The British royal family maintains a herd of Highlands for their own use at Balmoral Castle in Scotland. Grass feeding is also nature’s way of producing healthy and happy cattle. Pittsburgher Highlands are raised on 100% pasture and never confined to cramped and dirty buildings or feedlots.
Those of us who raise Scottish Highland cattle are well aware of the traits that make them an ideal breed. Hardiness, low fat, easy calving, longevity, docility, and even their unique appearance are a few of the characteristics of this heritage breed that appeal to breeders and consumers alike. Highland cattle in the United States are bred and raised under a variety of circumstances. Most Highland operations, tend to be small-scale with cattle (and sometimes other species) raised primarily, if not entirely, on grass. Many Highlands live outdoors year-round in perfect harmony with nature.
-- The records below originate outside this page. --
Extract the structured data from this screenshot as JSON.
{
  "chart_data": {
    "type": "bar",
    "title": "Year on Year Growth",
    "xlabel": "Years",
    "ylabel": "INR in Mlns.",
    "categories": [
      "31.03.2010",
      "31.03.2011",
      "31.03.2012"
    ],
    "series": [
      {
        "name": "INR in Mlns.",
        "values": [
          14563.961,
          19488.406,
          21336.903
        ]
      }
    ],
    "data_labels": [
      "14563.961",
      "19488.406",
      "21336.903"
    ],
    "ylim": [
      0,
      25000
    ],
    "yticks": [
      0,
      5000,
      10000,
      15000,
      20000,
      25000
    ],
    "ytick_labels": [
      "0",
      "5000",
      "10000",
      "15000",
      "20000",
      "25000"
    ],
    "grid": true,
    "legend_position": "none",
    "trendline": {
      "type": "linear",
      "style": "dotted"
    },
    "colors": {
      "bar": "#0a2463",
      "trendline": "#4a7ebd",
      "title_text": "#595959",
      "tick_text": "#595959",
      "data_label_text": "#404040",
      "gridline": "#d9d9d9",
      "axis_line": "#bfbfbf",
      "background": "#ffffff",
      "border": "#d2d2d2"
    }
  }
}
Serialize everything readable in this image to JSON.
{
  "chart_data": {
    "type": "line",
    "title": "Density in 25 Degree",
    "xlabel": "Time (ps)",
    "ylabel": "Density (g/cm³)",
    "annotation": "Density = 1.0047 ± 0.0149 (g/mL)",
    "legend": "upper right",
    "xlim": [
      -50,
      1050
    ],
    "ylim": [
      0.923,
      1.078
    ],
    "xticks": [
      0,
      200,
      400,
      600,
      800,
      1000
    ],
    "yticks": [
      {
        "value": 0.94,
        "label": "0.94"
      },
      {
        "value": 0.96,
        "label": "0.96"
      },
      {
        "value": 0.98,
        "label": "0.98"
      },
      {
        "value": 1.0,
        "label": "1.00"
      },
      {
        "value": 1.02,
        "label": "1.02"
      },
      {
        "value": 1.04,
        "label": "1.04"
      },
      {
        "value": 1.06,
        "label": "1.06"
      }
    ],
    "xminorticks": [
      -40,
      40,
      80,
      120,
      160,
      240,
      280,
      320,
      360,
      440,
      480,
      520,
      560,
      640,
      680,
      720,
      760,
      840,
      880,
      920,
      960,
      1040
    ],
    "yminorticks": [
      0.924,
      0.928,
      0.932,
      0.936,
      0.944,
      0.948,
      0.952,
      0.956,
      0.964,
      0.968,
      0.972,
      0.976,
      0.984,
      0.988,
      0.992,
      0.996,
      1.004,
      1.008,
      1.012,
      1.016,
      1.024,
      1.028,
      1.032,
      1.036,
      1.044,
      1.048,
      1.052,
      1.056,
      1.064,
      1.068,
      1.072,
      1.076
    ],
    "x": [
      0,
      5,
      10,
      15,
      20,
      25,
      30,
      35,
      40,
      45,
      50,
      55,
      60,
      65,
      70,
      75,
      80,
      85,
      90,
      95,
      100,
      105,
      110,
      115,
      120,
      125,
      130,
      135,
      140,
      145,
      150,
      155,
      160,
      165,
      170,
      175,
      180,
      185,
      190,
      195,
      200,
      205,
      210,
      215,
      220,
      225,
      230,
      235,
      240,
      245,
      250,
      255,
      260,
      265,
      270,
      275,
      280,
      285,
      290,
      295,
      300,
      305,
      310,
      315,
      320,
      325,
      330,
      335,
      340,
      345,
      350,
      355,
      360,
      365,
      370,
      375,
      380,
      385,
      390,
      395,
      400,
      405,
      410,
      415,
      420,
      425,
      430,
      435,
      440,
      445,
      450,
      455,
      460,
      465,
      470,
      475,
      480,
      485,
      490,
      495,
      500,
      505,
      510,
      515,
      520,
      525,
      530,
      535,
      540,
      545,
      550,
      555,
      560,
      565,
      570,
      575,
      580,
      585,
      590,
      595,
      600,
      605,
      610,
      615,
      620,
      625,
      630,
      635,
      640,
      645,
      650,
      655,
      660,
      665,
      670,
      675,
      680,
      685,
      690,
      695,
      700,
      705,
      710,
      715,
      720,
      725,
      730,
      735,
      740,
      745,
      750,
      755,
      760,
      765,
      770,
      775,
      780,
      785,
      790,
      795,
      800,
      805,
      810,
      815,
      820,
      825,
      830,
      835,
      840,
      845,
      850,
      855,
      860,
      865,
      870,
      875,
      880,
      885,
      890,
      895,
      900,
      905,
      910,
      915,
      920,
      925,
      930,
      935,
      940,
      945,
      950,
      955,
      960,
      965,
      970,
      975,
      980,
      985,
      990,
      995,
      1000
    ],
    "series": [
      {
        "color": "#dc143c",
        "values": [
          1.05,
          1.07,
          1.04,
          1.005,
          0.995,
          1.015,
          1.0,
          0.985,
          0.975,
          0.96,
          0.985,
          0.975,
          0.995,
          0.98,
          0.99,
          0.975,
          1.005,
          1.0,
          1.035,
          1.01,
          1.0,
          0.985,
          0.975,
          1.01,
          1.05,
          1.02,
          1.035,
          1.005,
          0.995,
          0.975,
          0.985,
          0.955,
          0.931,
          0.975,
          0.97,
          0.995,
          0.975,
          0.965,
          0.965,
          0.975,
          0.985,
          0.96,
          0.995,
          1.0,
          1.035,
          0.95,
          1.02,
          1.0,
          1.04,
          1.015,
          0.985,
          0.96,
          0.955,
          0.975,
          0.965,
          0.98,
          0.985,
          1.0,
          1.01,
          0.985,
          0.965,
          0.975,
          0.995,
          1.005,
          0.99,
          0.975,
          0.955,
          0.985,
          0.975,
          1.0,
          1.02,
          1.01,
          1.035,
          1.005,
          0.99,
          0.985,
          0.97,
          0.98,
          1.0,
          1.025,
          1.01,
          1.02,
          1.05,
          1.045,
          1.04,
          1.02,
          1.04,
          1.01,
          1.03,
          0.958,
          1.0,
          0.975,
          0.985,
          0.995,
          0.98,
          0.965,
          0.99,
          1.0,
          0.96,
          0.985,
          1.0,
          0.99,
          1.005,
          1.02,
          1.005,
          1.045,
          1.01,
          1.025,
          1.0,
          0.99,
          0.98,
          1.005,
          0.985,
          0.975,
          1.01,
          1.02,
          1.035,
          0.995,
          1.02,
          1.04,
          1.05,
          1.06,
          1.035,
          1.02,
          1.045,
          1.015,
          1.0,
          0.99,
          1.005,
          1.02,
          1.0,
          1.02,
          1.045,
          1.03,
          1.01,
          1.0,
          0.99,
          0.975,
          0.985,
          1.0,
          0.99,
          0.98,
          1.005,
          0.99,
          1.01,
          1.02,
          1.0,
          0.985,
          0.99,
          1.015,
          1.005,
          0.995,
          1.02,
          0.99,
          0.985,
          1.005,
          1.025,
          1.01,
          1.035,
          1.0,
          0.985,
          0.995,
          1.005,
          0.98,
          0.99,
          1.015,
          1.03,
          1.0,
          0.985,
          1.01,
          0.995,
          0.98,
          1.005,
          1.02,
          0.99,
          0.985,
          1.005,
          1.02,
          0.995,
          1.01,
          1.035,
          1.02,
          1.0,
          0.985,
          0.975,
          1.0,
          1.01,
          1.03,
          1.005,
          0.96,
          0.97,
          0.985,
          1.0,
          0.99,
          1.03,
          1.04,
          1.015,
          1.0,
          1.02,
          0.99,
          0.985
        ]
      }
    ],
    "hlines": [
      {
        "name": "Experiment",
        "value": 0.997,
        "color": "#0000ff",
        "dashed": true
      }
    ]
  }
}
Their furry coats insulate them against winter cold and negate the normal layer of fat that most other cattle have as a winter guard. They shed that fur during the warmer summer months and thus adapt to conditions. This harmonious relationship is reflected by this breed’s particular docility, great health, and longevity. It is not uncommon for Highland cows to produce calves until 15 or 16 years of age when raised entirely on grass, much longer than most other breeds. Highland cows (again, especially those raised on grass) tend to calve problem free, surpassing other breeds in this category as well.
Back to nature couldn’t come more naturally!